GS : Je vais tenter de répondre à cette question. Le Pingue n’est pas organisé de la même façon en province et dans la capitale. En province, il est beaucoup plus diffusé, se pratique un peu partout, dans différents quartiers et très souvent, il y a une sorte de calendrier, de rotation. Par exemple, à Jérémie, on sait que normalement tel jour ça se passe dans tel lakou, tel autre jour ça se passe dans un autre, sur des terrains battus, de manière assez informelle. Le public s'approche, c’est ouvert, il ne faut pas payer. La valeur ici est avant tout une valeur rituelle. Elle peut aussi être économique au niveau des paris, mais c'est aussi une manière de s'amuser. Dans certains quartiers de la capitale, où se trouvent beaucoup de gens de la Grande Anse, on va retrouver cette même façon de pratiquer le pingue. Dans le contexte urbain, ça représente une possibilité de partage, de socialisation dans un contexte métropolitain qui peut amener l'individu à se sentir isolé.
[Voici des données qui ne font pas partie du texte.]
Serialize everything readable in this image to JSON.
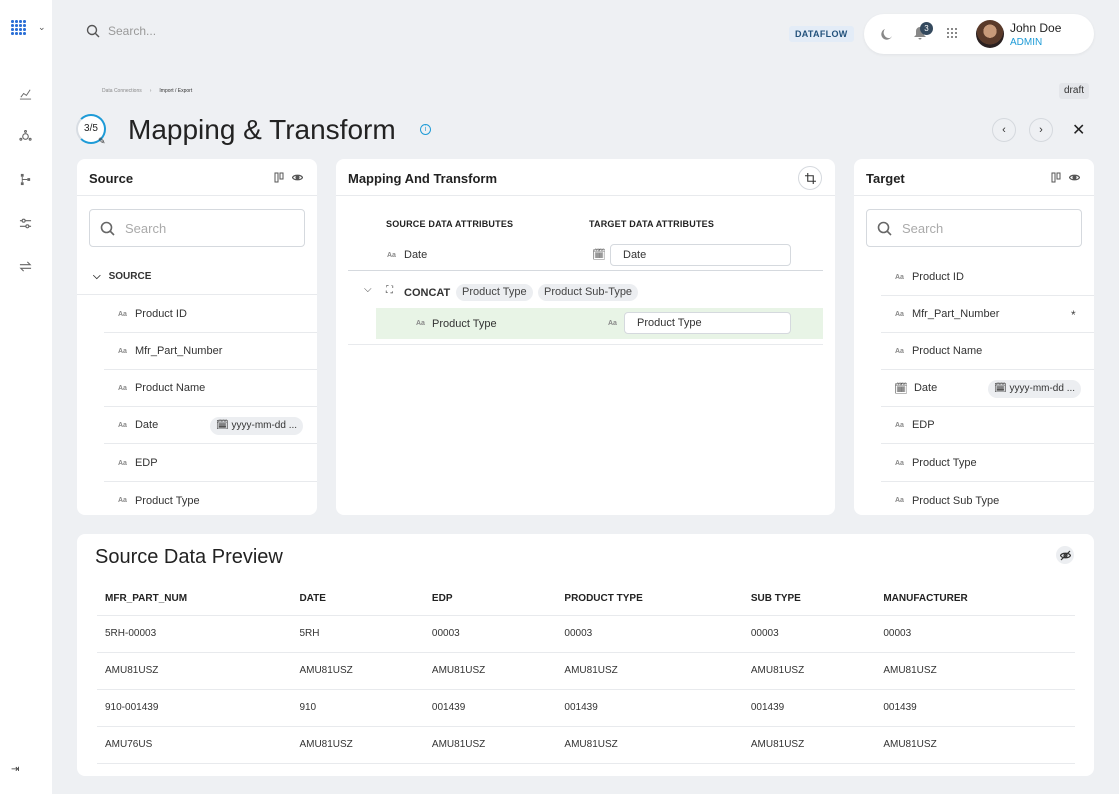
{
  "header": {
    "search_placeholder": "Search...",
    "app_badge": "DATAFLOW",
    "notifications_count": "3",
    "user_name": "John Doe",
    "user_role": "ADMIN"
  },
  "breadcrumb": [
    "Data Connections",
    "Import / Export"
  ],
  "status_badge": "draft",
  "step": "3/5",
  "page_title": "Mapping & Transform",
  "source": {
    "title": "Source",
    "search_placeholder": "Search",
    "group_label": "SOURCE",
    "items": [
      {
        "label": "Product ID"
      },
      {
        "label": "Mfr_Part_Number"
      },
      {
        "label": "Product Name"
      },
      {
        "label": "Date",
        "format": "yyyy-mm-dd ..."
      },
      {
        "label": "EDP"
      },
      {
        "label": "Product Type"
      }
    ]
  },
  "mapping": {
    "title": "Mapping And Transform",
    "col_source": "SOURCE DATA ATTRIBUTES",
    "col_target": "TARGET DATA ATTRIBUTES",
    "row1": {
      "source": "Date",
      "target": "Date"
    },
    "concat": {
      "label": "CONCAT",
      "chips": [
        "Product Type",
        "Product Sub-Type"
      ]
    },
    "row2": {
      "source": "Product Type",
      "target": "Product Type"
    }
  },
  "target": {
    "title": "Target",
    "search_placeholder": "Search",
    "items": [
      {
        "label": "Product ID"
      },
      {
        "label": "Mfr_Part_Number",
        "required": "*"
      },
      {
        "label": "Product Name"
      },
      {
        "label": "Date",
        "format": "yyyy-mm-dd ..."
      },
      {
        "label": "EDP"
      },
      {
        "label": "Product Type"
      },
      {
        "label": "Product Sub Type"
      }
    ]
  },
  "preview": {
    "title": "Source Data Preview",
    "columns": [
      "MFR_PART_NUM",
      "DATE",
      "EDP",
      "PRODUCT TYPE",
      "SUB TYPE",
      "MANUFACTURER"
    ],
    "rows": [
      [
        "5RH-00003",
        "5RH",
        "00003",
        "00003",
        "00003",
        "00003"
      ],
      [
        "AMU81USZ",
        "AMU81USZ",
        "AMU81USZ",
        "AMU81USZ",
        "AMU81USZ",
        "AMU81USZ"
      ],
      [
        "910-001439",
        "910",
        "001439",
        "001439",
        "001439",
        "001439"
      ],
      [
        "AMU76US",
        "AMU81USZ",
        "AMU81USZ",
        "AMU81USZ",
        "AMU81USZ",
        "AMU81USZ"
      ]
    ]
  }
}
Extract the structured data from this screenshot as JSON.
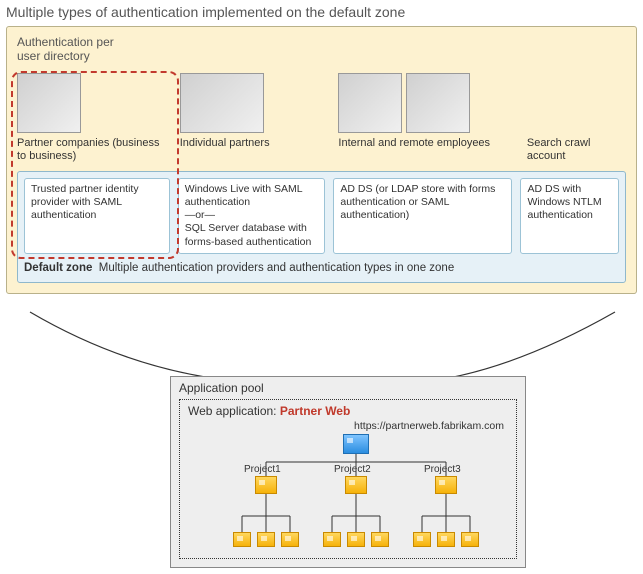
{
  "title": "Multiple types of authentication implemented on the default zone",
  "auth_per_directory_label": "Authentication per\nuser directory",
  "columns": {
    "partner_companies": {
      "label": "Partner companies (business to business)",
      "auth": "Trusted partner identity provider with SAML authentication"
    },
    "individual_partners": {
      "label": "Individual partners",
      "auth": "Windows Live with SAML authentication\n—or—\nSQL Server database with forms-based authentication"
    },
    "internal_remote": {
      "label": "Internal and remote employees",
      "auth": "AD DS  (or LDAP store with forms authentication or SAML authentication)"
    },
    "search_crawl": {
      "label": "Search crawl account",
      "auth": "AD DS with Windows NTLM authentication"
    }
  },
  "zone": {
    "name": "Default zone",
    "description": "Multiple authentication providers and authentication types in one zone"
  },
  "app_pool": {
    "label": "Application pool",
    "web_app_label": "Web application:",
    "web_app_name": "Partner Web",
    "url": "https://partnerweb.fabrikam.com",
    "projects": [
      "Project1",
      "Project2",
      "Project3"
    ]
  }
}
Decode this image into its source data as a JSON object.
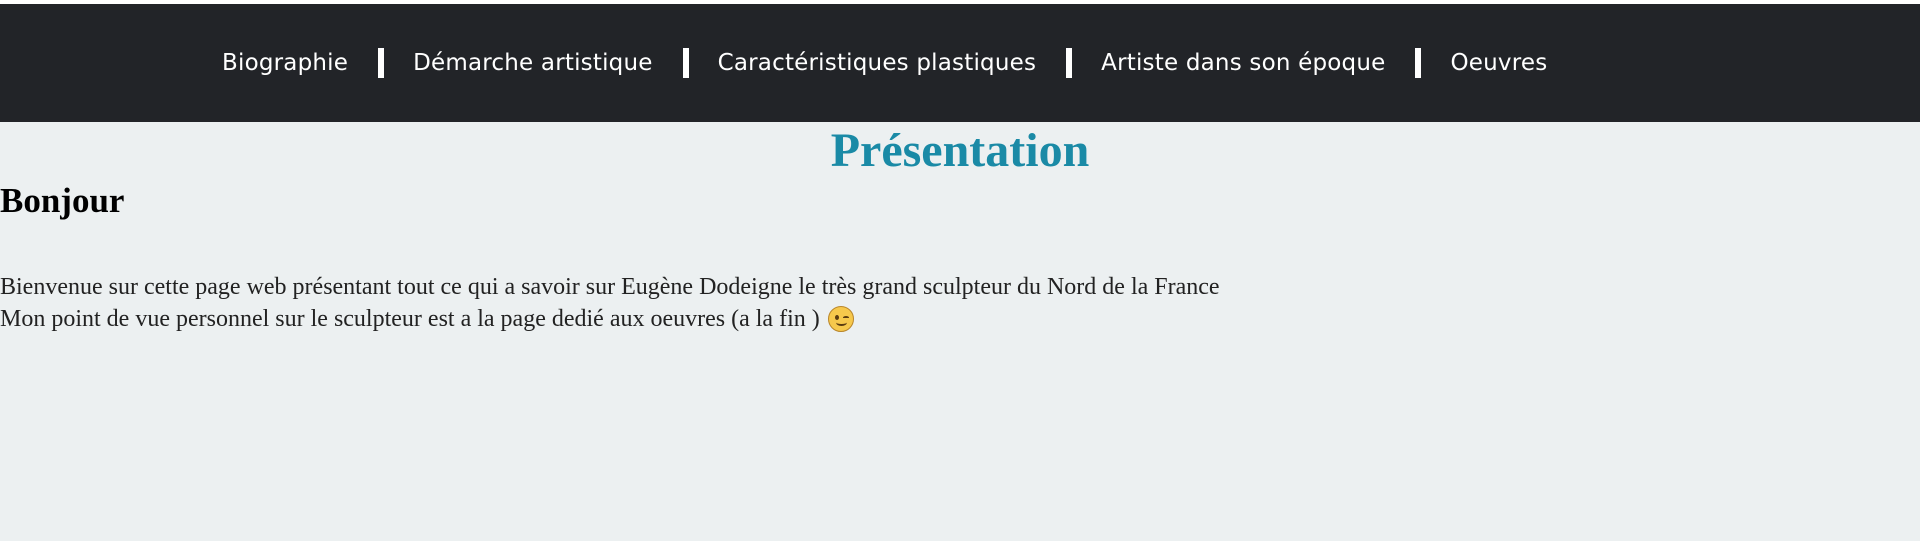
{
  "nav": {
    "items": [
      {
        "label": "Biographie"
      },
      {
        "label": "Démarche artistique"
      },
      {
        "label": "Caractéristiques plastiques"
      },
      {
        "label": "Artiste dans son époque"
      },
      {
        "label": "Oeuvres"
      }
    ]
  },
  "main": {
    "title": "Présentation",
    "greeting": "Bonjour",
    "paragraph_1": "Bienvenue sur cette page web présentant tout ce qui a savoir sur Eugène Dodeigne le très grand sculpteur du Nord de la France",
    "paragraph_2": "Mon point de vue personnel sur le sculpteur est a la page dedié aux oeuvres (a la fin )",
    "emoji_icon": "winking-face-icon"
  },
  "colors": {
    "navbar_bg": "#222428",
    "page_bg": "#ecf0f1",
    "title_color": "#1a8aa6"
  }
}
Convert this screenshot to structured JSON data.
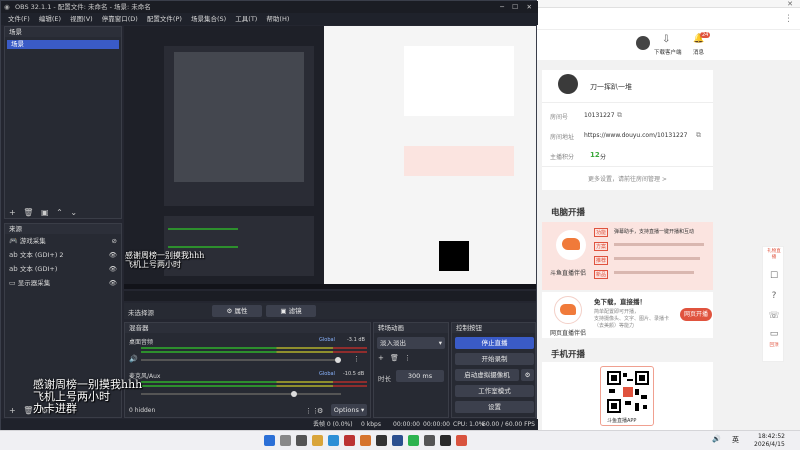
{
  "obs": {
    "title": "OBS 32.1.1 - 配置文件: 未命名 - 场景: 未命名",
    "menu": [
      "文件(F)",
      "编辑(E)",
      "视图(V)",
      "停靠窗口(D)",
      "配置文件(P)",
      "场景集合(S)",
      "工具(T)",
      "帮助(H)"
    ],
    "scenes": {
      "header": "场景",
      "items": [
        "场景"
      ]
    },
    "sources": {
      "header": "来源",
      "items": [
        "游戏采集",
        "文本 (GDI+) 2",
        "文本 (GDI+)",
        "显示器采集"
      ]
    },
    "preview_status": "未选择源",
    "properties_label": "属性",
    "filters_label": "滤镜",
    "mixer": {
      "header": "混音器",
      "channels": [
        {
          "name": "桌面音频",
          "badge": "Global",
          "db": "-3.1 dB"
        },
        {
          "name": "麦克风/Aux",
          "badge": "Global",
          "db": "-10.5 dB"
        }
      ],
      "hidden": "0 hidden",
      "options": "Options"
    },
    "transitions": {
      "header": "转场动画",
      "value": "淡入淡出",
      "duration_label": "时长",
      "duration": "300 ms"
    },
    "controls": {
      "header": "控制按钮",
      "buttons": [
        "停止直播",
        "开始录制",
        "启动虚拟摄像机",
        "工作室模式",
        "设置"
      ]
    },
    "statusbar": {
      "frames": "丢帧 0 (0.0%)",
      "kbps": "0 kbps",
      "time1": "00:00:00",
      "time2": "00:00:00",
      "cpu": "CPU: 1.0%",
      "fps": "60.00 / 60.00 FPS"
    }
  },
  "overlay_text": [
    "感谢周榜一别摸我hhh",
    "飞机上号两小时",
    "办卡进群"
  ],
  "web": {
    "header": {
      "download": "下载客户端",
      "messages": "消息",
      "badge": "24"
    },
    "profile": {
      "name": "刀一挥趴一堆",
      "room_id_label": "房间号",
      "room_id": "10131227",
      "room_url_label": "房间地址",
      "room_url": "https://www.douyu.com/10131227",
      "points_label": "主播积分",
      "points": "12",
      "points_unit": "分",
      "more": "更多设置，请前往房间管理 >"
    },
    "pc_title": "电脑开播",
    "pc_cards": [
      {
        "tags": [
          "功能",
          "方案",
          "推荐",
          "新品"
        ],
        "lines": [
          "弹幕助手，支持直播一键开播和互动",
          "",
          "",
          ""
        ],
        "label": "斗鱼直播伴侣"
      },
      {
        "lines": [
          "免下载，直接播！",
          "简单配置即可开播，",
          "支持摄像头、文字、图片、录播卡（去美颜）等能力"
        ],
        "label": "网页直播伴侣",
        "button": "网页开播"
      }
    ],
    "mobile_title": "手机开播",
    "qr_label": "斗鱼直播APP",
    "tools": [
      "礼物直播",
      "福利",
      "帮助",
      "客服",
      "反馈",
      "回顶"
    ]
  },
  "taskbar": {
    "lang": "英",
    "time": "18:42:52",
    "date": "2026/4/15"
  }
}
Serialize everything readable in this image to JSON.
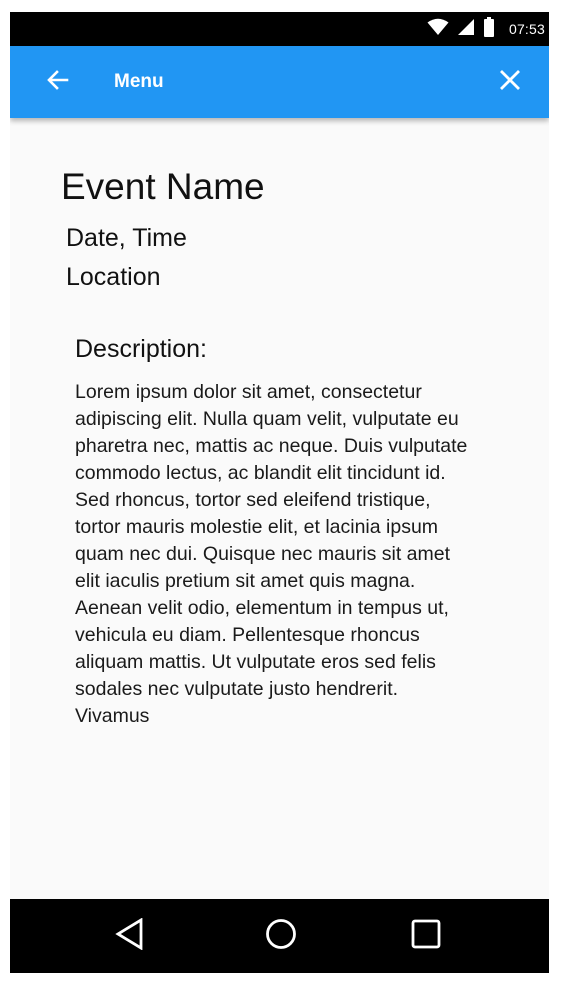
{
  "status_bar": {
    "time": "07:53",
    "icons": [
      "wifi-icon",
      "signal-icon",
      "battery-icon"
    ]
  },
  "app_bar": {
    "title": "Menu",
    "back_icon": "arrow-back-icon",
    "close_icon": "close-icon",
    "color": "#2196f3"
  },
  "event": {
    "name": "Event Name",
    "date_time": "Date, Time",
    "location": "Location",
    "description_label": "Description:",
    "description": "Lorem ipsum dolor sit amet, consectetur adipiscing elit. Nulla quam velit, vulputate eu pharetra nec, mattis ac neque. Duis vulputate commodo lectus, ac blandit elit tincidunt id. Sed rhoncus, tortor sed eleifend tristique, tortor mauris molestie elit, et lacinia ipsum quam nec dui. Quisque nec mauris sit amet elit iaculis pretium sit amet quis magna. Aenean velit odio, elementum in tempus ut, vehicula eu diam. Pellentesque rhoncus aliquam mattis. Ut vulputate eros sed felis sodales nec vulputate justo hendrerit. Vivamus"
  },
  "nav_bar": {
    "buttons": [
      "back-triangle-icon",
      "home-circle-icon",
      "recents-square-icon"
    ]
  }
}
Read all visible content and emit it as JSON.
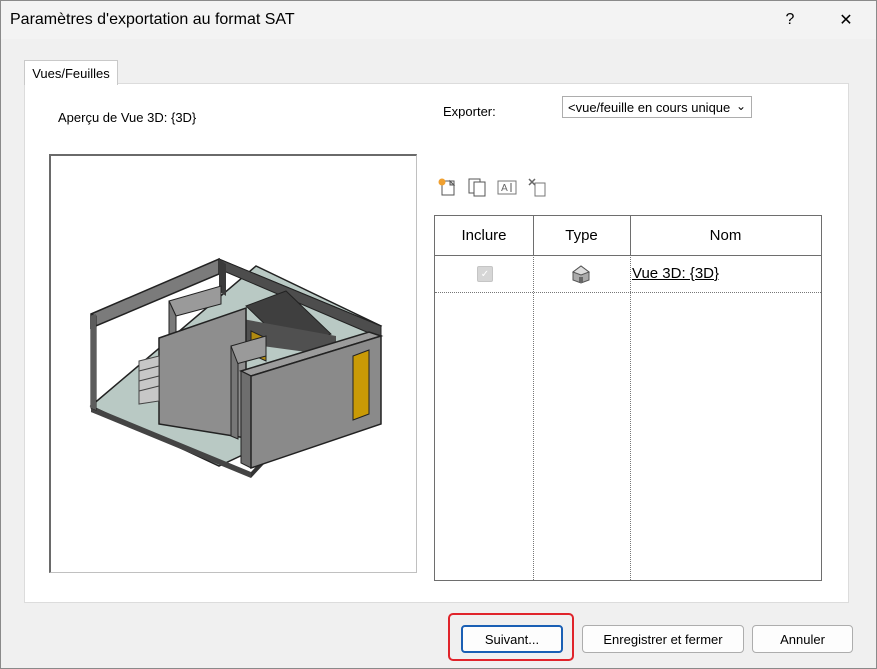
{
  "window": {
    "title": "Paramètres d'exportation au format SAT",
    "help_label": "?",
    "close_label": "✕"
  },
  "tabs": [
    {
      "label": "Vues/Feuilles"
    }
  ],
  "preview": {
    "label": "Aperçu de Vue 3D: {3D}"
  },
  "export": {
    "label": "Exporter:",
    "selected": "<vue/feuille en cours unique"
  },
  "toolbar": {
    "icons": [
      "new-set-icon",
      "duplicate-set-icon",
      "rename-set-icon",
      "delete-set-icon"
    ]
  },
  "table": {
    "columns": [
      "Inclure",
      "Type",
      "Nom"
    ],
    "rows": [
      {
        "include": true,
        "type_icon": "3d-view-icon",
        "name": "Vue 3D: {3D}"
      }
    ]
  },
  "buttons": {
    "next": "Suivant...",
    "save_close": "Enregistrer et fermer",
    "cancel": "Annuler"
  },
  "colors": {
    "highlight": "#e0242b",
    "door": "#c99a06"
  }
}
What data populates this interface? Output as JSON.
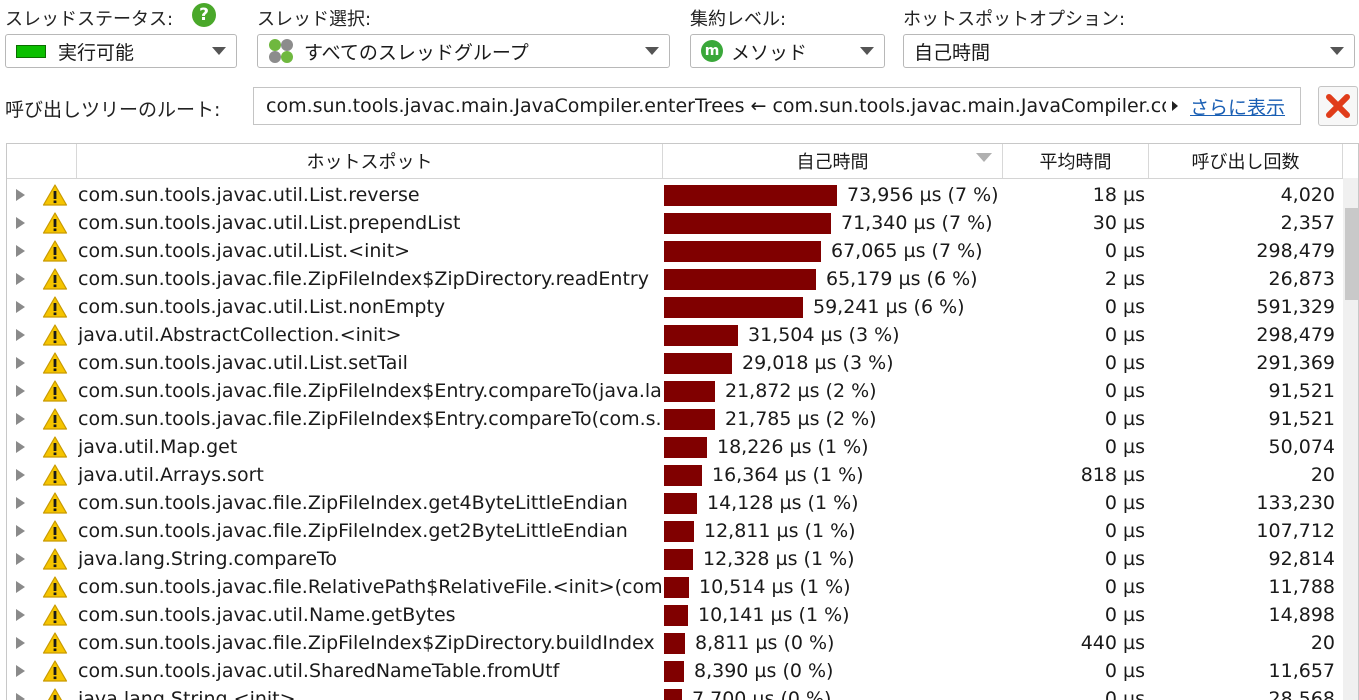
{
  "controls": {
    "thread_status_label": "スレッドステータス:",
    "thread_status_value": "実行可能",
    "thread_select_label": "スレッド選択:",
    "thread_select_value": "すべてのスレッドグループ",
    "aggregation_label": "集約レベル:",
    "aggregation_value": "メソッド",
    "hotspot_options_label": "ホットスポットオプション:",
    "hotspot_options_value": "自己時間",
    "call_tree_root_label": "呼び出しツリーのルート:",
    "call_tree_root_value": "com.sun.tools.javac.main.JavaCompiler.enterTrees ← com.sun.tools.javac.main.JavaCompiler.compile",
    "show_more_label": "さらに表示",
    "help_glyph": "?",
    "method_glyph": "m"
  },
  "colors": {
    "bar": "#800000",
    "status_green": "#0bbf00",
    "link": "#1a5fb4"
  },
  "table": {
    "columns": [
      "ホットスポット",
      "自己時間",
      "平均時間",
      "呼び出し回数"
    ],
    "rows": [
      {
        "name": "com.sun.tools.javac.util.List.reverse",
        "self_time": "73,956 µs (7 %)",
        "avg": "18 µs",
        "calls": "4,020",
        "value": 73956
      },
      {
        "name": "com.sun.tools.javac.util.List.prependList",
        "self_time": "71,340 µs (7 %)",
        "avg": "30 µs",
        "calls": "2,357",
        "value": 71340
      },
      {
        "name": "com.sun.tools.javac.util.List.<init>",
        "self_time": "67,065 µs (7 %)",
        "avg": "0 µs",
        "calls": "298,479",
        "value": 67065
      },
      {
        "name": "com.sun.tools.javac.file.ZipFileIndex$ZipDirectory.readEntry",
        "self_time": "65,179 µs (6 %)",
        "avg": "2 µs",
        "calls": "26,873",
        "value": 65179
      },
      {
        "name": "com.sun.tools.javac.util.List.nonEmpty",
        "self_time": "59,241 µs (6 %)",
        "avg": "0 µs",
        "calls": "591,329",
        "value": 59241
      },
      {
        "name": "java.util.AbstractCollection.<init>",
        "self_time": "31,504 µs (3 %)",
        "avg": "0 µs",
        "calls": "298,479",
        "value": 31504
      },
      {
        "name": "com.sun.tools.javac.util.List.setTail",
        "self_time": "29,018 µs (3 %)",
        "avg": "0 µs",
        "calls": "291,369",
        "value": 29018
      },
      {
        "name": "com.sun.tools.javac.file.ZipFileIndex$Entry.compareTo(java.la...",
        "self_time": "21,872 µs (2 %)",
        "avg": "0 µs",
        "calls": "91,521",
        "value": 21872
      },
      {
        "name": "com.sun.tools.javac.file.ZipFileIndex$Entry.compareTo(com.s...",
        "self_time": "21,785 µs (2 %)",
        "avg": "0 µs",
        "calls": "91,521",
        "value": 21785
      },
      {
        "name": "java.util.Map.get",
        "self_time": "18,226 µs (1 %)",
        "avg": "0 µs",
        "calls": "50,074",
        "value": 18226
      },
      {
        "name": "java.util.Arrays.sort",
        "self_time": "16,364 µs (1 %)",
        "avg": "818 µs",
        "calls": "20",
        "value": 16364
      },
      {
        "name": "com.sun.tools.javac.file.ZipFileIndex.get4ByteLittleEndian",
        "self_time": "14,128 µs (1 %)",
        "avg": "0 µs",
        "calls": "133,230",
        "value": 14128
      },
      {
        "name": "com.sun.tools.javac.file.ZipFileIndex.get2ByteLittleEndian",
        "self_time": "12,811 µs (1 %)",
        "avg": "0 µs",
        "calls": "107,712",
        "value": 12811
      },
      {
        "name": "java.lang.String.compareTo",
        "self_time": "12,328 µs (1 %)",
        "avg": "0 µs",
        "calls": "92,814",
        "value": 12328
      },
      {
        "name": "com.sun.tools.javac.file.RelativePath$RelativeFile.<init>(com....",
        "self_time": "10,514 µs (1 %)",
        "avg": "0 µs",
        "calls": "11,788",
        "value": 10514
      },
      {
        "name": "com.sun.tools.javac.util.Name.getBytes",
        "self_time": "10,141 µs (1 %)",
        "avg": "0 µs",
        "calls": "14,898",
        "value": 10141
      },
      {
        "name": "com.sun.tools.javac.file.ZipFileIndex$ZipDirectory.buildIndex",
        "self_time": "8,811 µs (0 %)",
        "avg": "440 µs",
        "calls": "20",
        "value": 8811
      },
      {
        "name": "com.sun.tools.javac.util.SharedNameTable.fromUtf",
        "self_time": "8,390 µs (0 %)",
        "avg": "0 µs",
        "calls": "11,657",
        "value": 8390
      },
      {
        "name": "java.lang.String.<init>",
        "self_time": "7,700 µs (0 %)",
        "avg": "0 µs",
        "calls": "28,568",
        "value": 7700
      }
    ]
  }
}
Ensuite, il y a des enjeux qui sont d'une autre nature dans le passage au contexte urbain, plus formalisé, à l'intérieur du stade, depuis une dizaine d'années. C’est le fruit du travail d’une association, afin, aussi, de répondre à des enjeux économiques, avec un guichet pour les spectateurs, en allant vers une pratique qui ressemble au sport. Un jeune lutteur venu des alentours de Jerémie, restait à Port-au-Prince parce qu’il pensait remporter un combat. Il avait été appelé par les esprits dans son sommeil et il se sentait prêt. Pour lui, enlever le titre, c’était une possibilité de retourner construire un futur pour lui et sa famille à Jérémie, car les montants des paris semblent plus élevés à la capitale. Il y a aussi un prestige social et un grand respect qu’acquièrent les lutteurs, comme on le voit dans les images de Fabienne où ils sont entourés du drapeau haïtien. Il y a aussi un prestige économique et la possibilité de pouvoir s'en sortir.

FD : Dans les provinces, les lutteurs sont juste au milieu, il y a un grand rapprochement avec le public, alors que dans le stade il y a un grillage qui les séparent, une estrade.

Question du public : Est-ce qu'il y a une durée prévue pour le combat ?

Giovanna Salomé : Il n'y a pas une durée précise, l'objectif étant de renverser l’adversaire. Mais il y a de l’argent parié sur eux, donc il y a quand même intérêt à ce que l’un des deux tombe. On a vu continuer des luttes pendant très longtemps, au bout d'un moment un des deux lutteurs tombe de fatigue.

Question du public : Dans vos recherches, avez- vous pû identifier la manière dont le pingue a été introduit en Haïti ?

Giovanna Salomé : Pour l’instant j'ai surtout travaillé sur le contexte urbain, et je n’ai fait que des incursions en province. Mais par rapprochement avec d'autres luttes qui lui ressemble beaucoup, on peut penser que le pingue pourrait venir d’Afrique et être arrivé via la traite esclavagiste. Il sera intéressant dans les recherches futures de comprendre d’où venaient les gens et ainsi de quelles régions viendrait le pingue.